It’s funny how you see a term you’ve never seen before and then everywhere you look you see more of it! It’s exactly a month since the Agency Workers Directive came into effect on 1st October so I thought I’d spend a little time this week taking a look at the effect it’s having in the workplace. And hoping that, in the month since we conducted a Kronos survey, organisations are a bit clearer on who is affected by the change in legislation. Legislation which primarily gives agency workers very similar rights to employees after a 12 week period of employment.
Which led me to come across the Swedish Derogation – an option that was written into the Temporary Agency Work Directive that allows member states to rule that where an agency worker is employed directly by the agency, they are not protected by the equal treatment provisions in the Directive.

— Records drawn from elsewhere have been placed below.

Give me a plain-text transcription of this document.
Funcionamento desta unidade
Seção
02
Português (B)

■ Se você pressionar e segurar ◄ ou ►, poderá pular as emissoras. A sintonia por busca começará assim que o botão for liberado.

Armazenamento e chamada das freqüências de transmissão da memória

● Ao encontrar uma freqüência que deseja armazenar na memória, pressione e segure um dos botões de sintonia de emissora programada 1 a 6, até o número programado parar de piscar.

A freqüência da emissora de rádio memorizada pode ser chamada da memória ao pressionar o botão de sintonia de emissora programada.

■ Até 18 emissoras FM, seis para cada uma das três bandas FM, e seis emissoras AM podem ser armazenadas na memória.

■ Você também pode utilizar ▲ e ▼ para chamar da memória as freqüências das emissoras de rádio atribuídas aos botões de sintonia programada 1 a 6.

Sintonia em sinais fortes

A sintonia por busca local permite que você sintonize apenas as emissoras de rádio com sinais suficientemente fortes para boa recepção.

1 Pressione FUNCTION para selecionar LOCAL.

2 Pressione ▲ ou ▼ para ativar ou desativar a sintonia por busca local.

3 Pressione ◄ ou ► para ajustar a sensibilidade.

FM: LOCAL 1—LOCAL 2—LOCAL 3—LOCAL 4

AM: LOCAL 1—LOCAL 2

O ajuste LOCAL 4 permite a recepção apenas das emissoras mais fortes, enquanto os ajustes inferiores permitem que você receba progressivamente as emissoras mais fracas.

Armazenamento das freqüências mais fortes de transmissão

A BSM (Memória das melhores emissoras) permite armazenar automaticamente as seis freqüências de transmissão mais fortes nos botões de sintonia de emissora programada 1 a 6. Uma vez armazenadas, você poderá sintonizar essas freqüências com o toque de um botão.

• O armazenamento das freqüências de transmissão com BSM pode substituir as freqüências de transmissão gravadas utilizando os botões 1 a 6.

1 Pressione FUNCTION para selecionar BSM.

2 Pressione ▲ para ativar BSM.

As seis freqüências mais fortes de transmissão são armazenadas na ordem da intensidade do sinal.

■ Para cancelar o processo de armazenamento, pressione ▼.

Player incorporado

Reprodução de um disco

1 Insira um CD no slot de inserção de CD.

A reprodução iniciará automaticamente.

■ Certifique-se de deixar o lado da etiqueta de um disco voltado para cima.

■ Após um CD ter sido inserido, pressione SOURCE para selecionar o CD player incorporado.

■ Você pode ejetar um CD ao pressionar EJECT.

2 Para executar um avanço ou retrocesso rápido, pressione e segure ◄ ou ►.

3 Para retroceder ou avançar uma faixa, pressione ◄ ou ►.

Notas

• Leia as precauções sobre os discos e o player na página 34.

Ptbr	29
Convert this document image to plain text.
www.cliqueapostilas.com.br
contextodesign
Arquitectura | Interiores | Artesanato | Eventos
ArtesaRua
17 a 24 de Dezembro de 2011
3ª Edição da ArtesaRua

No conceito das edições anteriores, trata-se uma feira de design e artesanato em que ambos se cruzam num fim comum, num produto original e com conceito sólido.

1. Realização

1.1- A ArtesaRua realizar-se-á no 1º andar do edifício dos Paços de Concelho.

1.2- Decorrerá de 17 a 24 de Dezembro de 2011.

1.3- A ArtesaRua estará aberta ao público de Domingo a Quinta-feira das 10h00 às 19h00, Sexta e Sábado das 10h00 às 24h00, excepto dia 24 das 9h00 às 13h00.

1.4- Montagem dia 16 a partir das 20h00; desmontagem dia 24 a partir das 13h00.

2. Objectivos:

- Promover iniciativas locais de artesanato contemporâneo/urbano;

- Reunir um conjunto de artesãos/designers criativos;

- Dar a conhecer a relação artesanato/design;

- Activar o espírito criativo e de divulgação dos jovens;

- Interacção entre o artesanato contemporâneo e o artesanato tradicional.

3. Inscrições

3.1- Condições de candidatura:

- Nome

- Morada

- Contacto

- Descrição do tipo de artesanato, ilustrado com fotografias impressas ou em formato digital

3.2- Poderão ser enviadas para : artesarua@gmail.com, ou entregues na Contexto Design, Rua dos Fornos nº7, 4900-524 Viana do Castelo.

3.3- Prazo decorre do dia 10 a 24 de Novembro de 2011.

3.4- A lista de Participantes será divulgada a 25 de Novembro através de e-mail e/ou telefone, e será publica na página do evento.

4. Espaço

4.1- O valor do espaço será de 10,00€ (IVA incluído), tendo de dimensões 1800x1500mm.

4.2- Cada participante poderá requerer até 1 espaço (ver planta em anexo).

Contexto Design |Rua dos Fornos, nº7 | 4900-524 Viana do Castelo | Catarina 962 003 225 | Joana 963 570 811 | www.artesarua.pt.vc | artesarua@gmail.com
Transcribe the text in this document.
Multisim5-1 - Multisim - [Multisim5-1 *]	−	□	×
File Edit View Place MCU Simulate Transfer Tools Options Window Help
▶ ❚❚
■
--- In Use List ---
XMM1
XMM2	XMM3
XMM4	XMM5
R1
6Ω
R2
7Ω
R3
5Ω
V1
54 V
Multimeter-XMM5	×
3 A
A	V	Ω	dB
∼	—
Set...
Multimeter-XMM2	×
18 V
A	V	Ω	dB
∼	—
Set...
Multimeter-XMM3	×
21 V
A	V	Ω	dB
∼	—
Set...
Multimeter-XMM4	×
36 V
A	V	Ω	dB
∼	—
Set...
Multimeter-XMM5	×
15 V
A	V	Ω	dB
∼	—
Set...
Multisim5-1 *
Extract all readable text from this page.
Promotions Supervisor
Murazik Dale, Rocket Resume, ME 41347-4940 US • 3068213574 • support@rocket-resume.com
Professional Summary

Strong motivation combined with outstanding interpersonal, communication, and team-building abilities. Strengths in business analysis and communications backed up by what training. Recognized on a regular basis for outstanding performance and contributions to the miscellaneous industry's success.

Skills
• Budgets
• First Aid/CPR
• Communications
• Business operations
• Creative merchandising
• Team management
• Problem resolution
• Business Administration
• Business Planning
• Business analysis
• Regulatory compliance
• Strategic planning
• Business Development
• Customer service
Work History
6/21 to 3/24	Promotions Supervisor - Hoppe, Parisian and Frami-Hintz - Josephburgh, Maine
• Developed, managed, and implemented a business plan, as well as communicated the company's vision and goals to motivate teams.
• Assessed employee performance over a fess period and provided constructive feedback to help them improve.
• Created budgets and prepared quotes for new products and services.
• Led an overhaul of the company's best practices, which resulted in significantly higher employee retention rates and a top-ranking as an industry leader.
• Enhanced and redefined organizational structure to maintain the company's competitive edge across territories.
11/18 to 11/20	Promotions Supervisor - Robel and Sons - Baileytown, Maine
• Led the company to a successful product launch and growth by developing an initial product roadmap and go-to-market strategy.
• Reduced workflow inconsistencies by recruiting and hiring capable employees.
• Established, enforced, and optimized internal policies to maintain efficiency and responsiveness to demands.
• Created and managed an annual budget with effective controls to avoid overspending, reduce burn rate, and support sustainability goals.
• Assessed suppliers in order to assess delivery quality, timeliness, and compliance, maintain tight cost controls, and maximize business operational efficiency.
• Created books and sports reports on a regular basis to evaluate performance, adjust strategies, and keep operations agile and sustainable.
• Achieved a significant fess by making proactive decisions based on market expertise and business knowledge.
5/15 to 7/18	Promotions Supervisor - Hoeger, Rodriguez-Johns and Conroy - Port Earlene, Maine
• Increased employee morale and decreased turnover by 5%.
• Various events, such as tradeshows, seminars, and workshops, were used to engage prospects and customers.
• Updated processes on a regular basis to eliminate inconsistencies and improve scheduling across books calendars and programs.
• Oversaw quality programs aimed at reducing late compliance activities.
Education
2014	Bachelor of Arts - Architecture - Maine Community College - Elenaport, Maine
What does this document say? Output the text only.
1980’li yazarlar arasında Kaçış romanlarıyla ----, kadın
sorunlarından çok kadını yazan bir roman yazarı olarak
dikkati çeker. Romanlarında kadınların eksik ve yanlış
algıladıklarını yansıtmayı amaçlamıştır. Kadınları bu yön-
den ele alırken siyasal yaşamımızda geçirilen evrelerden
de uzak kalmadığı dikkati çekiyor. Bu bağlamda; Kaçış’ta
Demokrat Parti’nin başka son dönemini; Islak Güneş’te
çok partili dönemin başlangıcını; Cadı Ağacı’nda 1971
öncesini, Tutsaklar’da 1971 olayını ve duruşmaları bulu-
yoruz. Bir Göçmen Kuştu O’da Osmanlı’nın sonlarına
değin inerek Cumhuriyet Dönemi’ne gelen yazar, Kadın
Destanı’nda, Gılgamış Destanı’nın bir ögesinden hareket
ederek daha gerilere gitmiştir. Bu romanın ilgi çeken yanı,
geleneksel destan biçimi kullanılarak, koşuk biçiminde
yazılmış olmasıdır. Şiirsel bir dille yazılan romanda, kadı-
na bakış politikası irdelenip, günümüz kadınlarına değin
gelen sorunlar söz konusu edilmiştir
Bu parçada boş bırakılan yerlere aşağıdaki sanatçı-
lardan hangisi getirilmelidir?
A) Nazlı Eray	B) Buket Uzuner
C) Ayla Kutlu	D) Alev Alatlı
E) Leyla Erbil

So what does that mean in practice? Well an agency worker could have been working for an organisation for a long period of time and could now be entitled to equal pay and holidays. Instead, using ‘Swedish’ derogation, the agency takes the worker onto its own books and pays the worker itself. There are some protections for the worker in terms of maternity pay and a contract of employment, but when the worker is placed on an assignment they can legally be paid less than somebody employed directly by the company.
The other problem is that in the UK, the agency is obliged to employ the agency worker only for a minimal amount of paid work per week and, because the agency worker is now an employee of the agency, they must be available for work when it comes in – which might be infrequently in a bad week.
So for every piece of legislation designed to protect the worker, it seems there’s a legal loophole that is quickly exploited – and, in this case, at the expense of the workforce.